Rather, they persistently demand that we be ashamed, frightened and uncooperative. They denounce a pantheon of imaginary enemies, of shifty, phantom withholders of vital information, of smarty-pants book-learning engineers, of those who read, of those who write ... of anyone who can “do” as they haven’t ever done, and cannot ever do.
Hence the purely imaginary cabal of zoning officials and contractors, plotting by candlelight to pump sewage into area basements.
In the same year as Hofstadter’s treatise on anti-intellectualism, his essay entitled “The Paranoid Style in American Politics” was published in Harper’s Magazine. It is a compendium of American political paranoia, as directed against a cornucopia of enemies — free masonry, the international gold ring, the Illuminati, Catholics and Communists, among others.
Hofstadter offers that “American politics has often been an arena for angry minds,” behind which is a “paranoid style” of thought.

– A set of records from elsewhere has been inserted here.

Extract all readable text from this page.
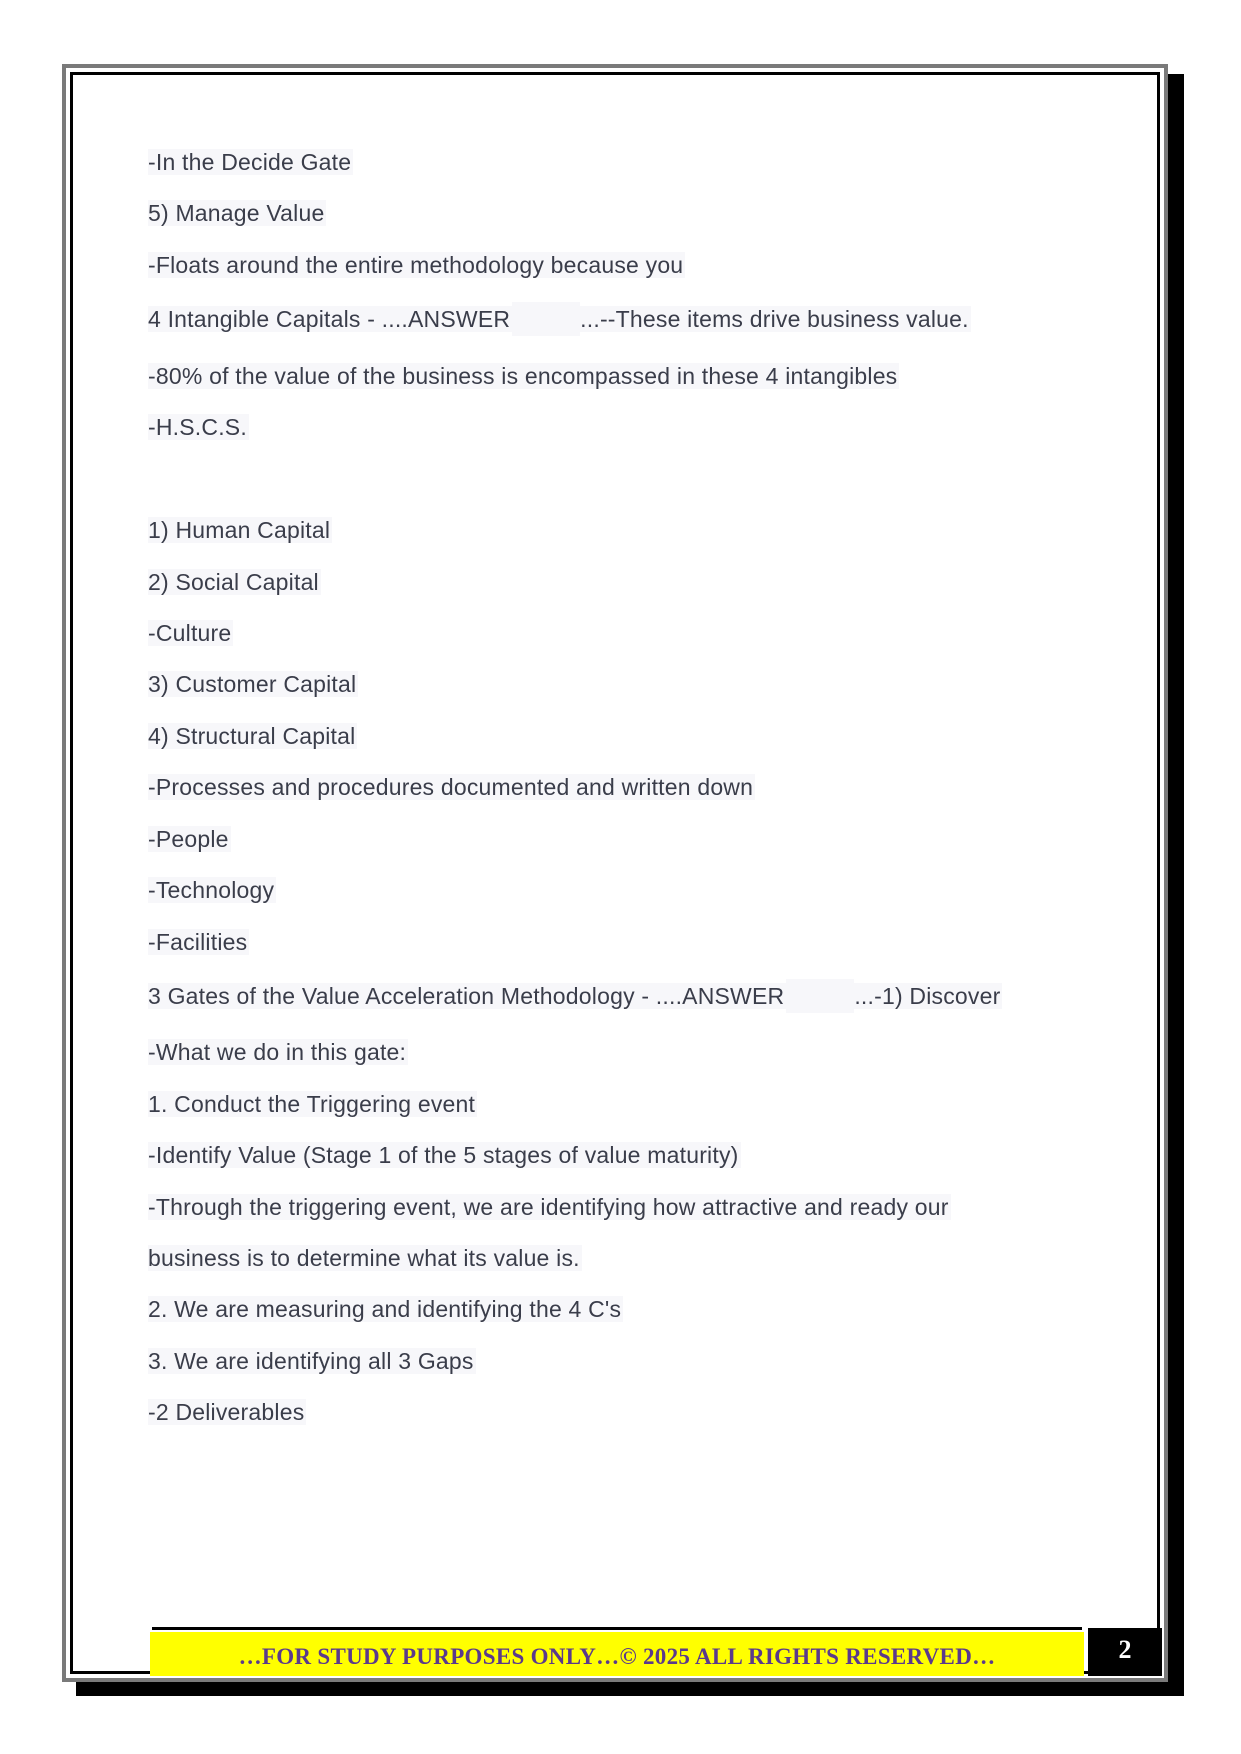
-In the Decide Gate
5) Manage Value
-Floats around the entire methodology because you
4 Intangible Capitals - ....ANSWER	...--These items drive business value.
-80% of the value of the business is encompassed in these 4 intangibles
-H.S.C.S.
1) Human Capital
2) Social Capital
-Culture
3) Customer Capital
4) Structural Capital
-Processes and procedures documented and written down
-People
-Technology
-Facilities
3 Gates of the Value Acceleration Methodology - ....ANSWER	...-1) Discover
-What we do in this gate:
1. Conduct the Triggering event
-Identify Value (Stage 1 of the 5 stages of value maturity)
-Through the triggering event, we are identifying how attractive and ready our
business is to determine what its value is.
2. We are measuring and identifying the 4 C's
3. We are identifying all 3 Gaps
-2 Deliverables
…FOR STUDY PURPOSES ONLY…© 2025 ALL RIGHTS RESERVED…	2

“I call it the paranoid style simply because no other word adequately evokes the sense of heated exaggeration, suspiciousness, and conspiratorial fantasy that I have in mind.”
Hofstadter died many years ago, and yet his words chillingly describe the prevailing New Albanian political “culture.”
Consider the incessant talk of malicious City Hall plots directed against selfless public servants on the council. Survey the chronic knee-jerking when these same public servants are asked for corroborating evidence to support their nonsensical conspiratorial claims. Chuckle at the recurring expressions of anti-intellectual rage when they’re presented with alternative, contemporary visions of the world and asked if they’ve heard of life outside the Open Air Museum.
Looking for the best place to begin rejecting the politics of anti-intellectualism and paranoia on the council, and for isolating their practitioners? It’s the council president’s chair — and the time for change is mercifully close at hand.